Yeah.
But uh, then when we finished all the work on the fields, we covered up the potatoes. You see, what they did in Poland, they were, we were making like uh, like ditches like. We were putting in the potatoes, putting in straw and sent, putting po...the potatoes and then covered them up with straw and then with sand on top or covered. And that's all. So they, they were holding up all winter. And when we were finished working, we were done with the work. So one day they came in from Skarzysk they same Ukraine, with the, with the Lagerführer from Skarzysk. The main guy, his name was Ipfling. And uh, and they took us in two big trucks. And they took us on the, on the trucks and they took us to Skarzysk. There was no place where to go anymore. No place where to run. Otherwise I could run away even on the way there. But there was no place where to go. I had no place where to go. Nobody would let us in. So I went to Skar...I didn't came to Skarzysko until the end of--it was like Christmas time. The end of December. Like the beginning of uh, of uh, forty uh, '43 and the end of uh, '42. It was in Decem...exactly. We were finished with the work on the field. They didn't need us anymore there, so they took us then to Skarzysko working in ammunition factory.

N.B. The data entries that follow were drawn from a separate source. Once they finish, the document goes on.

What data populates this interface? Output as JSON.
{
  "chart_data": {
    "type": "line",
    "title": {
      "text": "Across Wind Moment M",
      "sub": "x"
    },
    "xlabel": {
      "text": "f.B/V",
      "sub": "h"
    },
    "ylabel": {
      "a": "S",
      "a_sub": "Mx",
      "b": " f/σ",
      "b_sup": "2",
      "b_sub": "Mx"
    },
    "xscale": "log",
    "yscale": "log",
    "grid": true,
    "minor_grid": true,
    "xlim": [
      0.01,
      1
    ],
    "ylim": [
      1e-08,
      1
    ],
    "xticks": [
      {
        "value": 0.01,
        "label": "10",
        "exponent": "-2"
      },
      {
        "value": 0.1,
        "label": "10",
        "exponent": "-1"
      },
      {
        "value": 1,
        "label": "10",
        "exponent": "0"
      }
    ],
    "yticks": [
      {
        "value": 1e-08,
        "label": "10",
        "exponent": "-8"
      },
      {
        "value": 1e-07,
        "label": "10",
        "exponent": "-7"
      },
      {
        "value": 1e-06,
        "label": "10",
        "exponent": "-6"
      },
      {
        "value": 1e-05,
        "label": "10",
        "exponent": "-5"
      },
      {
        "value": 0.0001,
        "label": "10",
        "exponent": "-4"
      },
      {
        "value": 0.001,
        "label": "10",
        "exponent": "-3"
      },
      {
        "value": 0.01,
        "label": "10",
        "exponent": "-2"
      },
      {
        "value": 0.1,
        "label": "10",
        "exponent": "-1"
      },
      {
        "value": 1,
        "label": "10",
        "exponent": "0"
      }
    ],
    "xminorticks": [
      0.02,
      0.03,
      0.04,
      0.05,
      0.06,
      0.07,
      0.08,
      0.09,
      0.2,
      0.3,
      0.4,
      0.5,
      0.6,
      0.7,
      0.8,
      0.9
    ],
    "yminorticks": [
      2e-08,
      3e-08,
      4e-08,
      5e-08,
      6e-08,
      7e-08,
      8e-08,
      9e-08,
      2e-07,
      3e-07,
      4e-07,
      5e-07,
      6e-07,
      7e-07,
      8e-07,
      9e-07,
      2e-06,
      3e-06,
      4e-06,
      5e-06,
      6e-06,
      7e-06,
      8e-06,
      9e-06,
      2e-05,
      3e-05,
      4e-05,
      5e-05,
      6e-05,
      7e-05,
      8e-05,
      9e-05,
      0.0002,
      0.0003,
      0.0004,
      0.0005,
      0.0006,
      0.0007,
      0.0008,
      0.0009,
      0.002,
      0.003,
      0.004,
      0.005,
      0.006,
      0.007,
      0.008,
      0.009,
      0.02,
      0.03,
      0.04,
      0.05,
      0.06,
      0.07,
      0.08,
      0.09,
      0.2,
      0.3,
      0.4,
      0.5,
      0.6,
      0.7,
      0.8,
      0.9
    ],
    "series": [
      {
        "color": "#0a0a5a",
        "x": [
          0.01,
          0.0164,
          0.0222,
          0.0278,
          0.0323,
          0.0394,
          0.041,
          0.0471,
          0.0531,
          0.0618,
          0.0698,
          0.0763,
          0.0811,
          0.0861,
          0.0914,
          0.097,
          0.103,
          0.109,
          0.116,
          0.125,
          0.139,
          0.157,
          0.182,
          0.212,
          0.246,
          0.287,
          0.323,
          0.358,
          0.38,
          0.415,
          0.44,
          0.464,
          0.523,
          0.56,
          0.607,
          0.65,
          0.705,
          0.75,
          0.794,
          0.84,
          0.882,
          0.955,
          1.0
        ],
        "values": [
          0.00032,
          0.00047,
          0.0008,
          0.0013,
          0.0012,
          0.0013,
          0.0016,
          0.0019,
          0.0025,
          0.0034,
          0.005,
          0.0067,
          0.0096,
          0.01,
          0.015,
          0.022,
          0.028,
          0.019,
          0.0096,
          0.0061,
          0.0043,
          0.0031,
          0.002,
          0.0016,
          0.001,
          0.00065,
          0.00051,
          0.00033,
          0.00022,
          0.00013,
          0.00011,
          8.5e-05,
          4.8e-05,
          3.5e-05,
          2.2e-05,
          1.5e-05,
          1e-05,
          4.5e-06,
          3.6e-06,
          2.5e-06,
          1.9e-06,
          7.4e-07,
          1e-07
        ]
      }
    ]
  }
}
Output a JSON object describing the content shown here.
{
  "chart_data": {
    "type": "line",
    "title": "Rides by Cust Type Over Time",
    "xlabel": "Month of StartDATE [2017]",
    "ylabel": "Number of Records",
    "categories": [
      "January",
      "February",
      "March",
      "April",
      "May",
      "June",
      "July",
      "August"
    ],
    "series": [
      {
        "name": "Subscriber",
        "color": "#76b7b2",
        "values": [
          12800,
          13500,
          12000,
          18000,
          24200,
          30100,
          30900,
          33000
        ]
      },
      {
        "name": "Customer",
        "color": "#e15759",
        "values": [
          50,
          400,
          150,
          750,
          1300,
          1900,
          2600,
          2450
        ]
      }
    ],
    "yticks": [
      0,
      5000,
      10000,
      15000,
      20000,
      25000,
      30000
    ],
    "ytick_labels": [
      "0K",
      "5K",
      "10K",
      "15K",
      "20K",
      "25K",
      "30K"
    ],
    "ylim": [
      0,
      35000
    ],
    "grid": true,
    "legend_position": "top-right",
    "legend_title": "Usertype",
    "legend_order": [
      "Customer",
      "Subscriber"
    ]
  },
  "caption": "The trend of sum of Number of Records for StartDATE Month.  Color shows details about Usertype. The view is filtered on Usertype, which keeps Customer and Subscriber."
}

In Skarzysko you worked in the munitions factory.
Yes. Making bullets.
Was it the Pulver Fabrik? Is that what it's called?
Huh?
You were...
It was the Hugo Schneider Aktiengesellschaft.
HASAG.
Yes. ??? H.S. that was the abbreviation. It was HASAG.
We'll stop for a second.
[interruption in interview]
Came in, they started. It's impossible to tell everything, you know. They were killing people just--if a guy from, there was a guy by the name Heig, also a Volksdeutsch. And he used to get drunk. And uh, uh, he went out and he came and uh, you know, in the, in the, in the city and...So he killed, and killed himself a Jew. That was his uh, pleasure.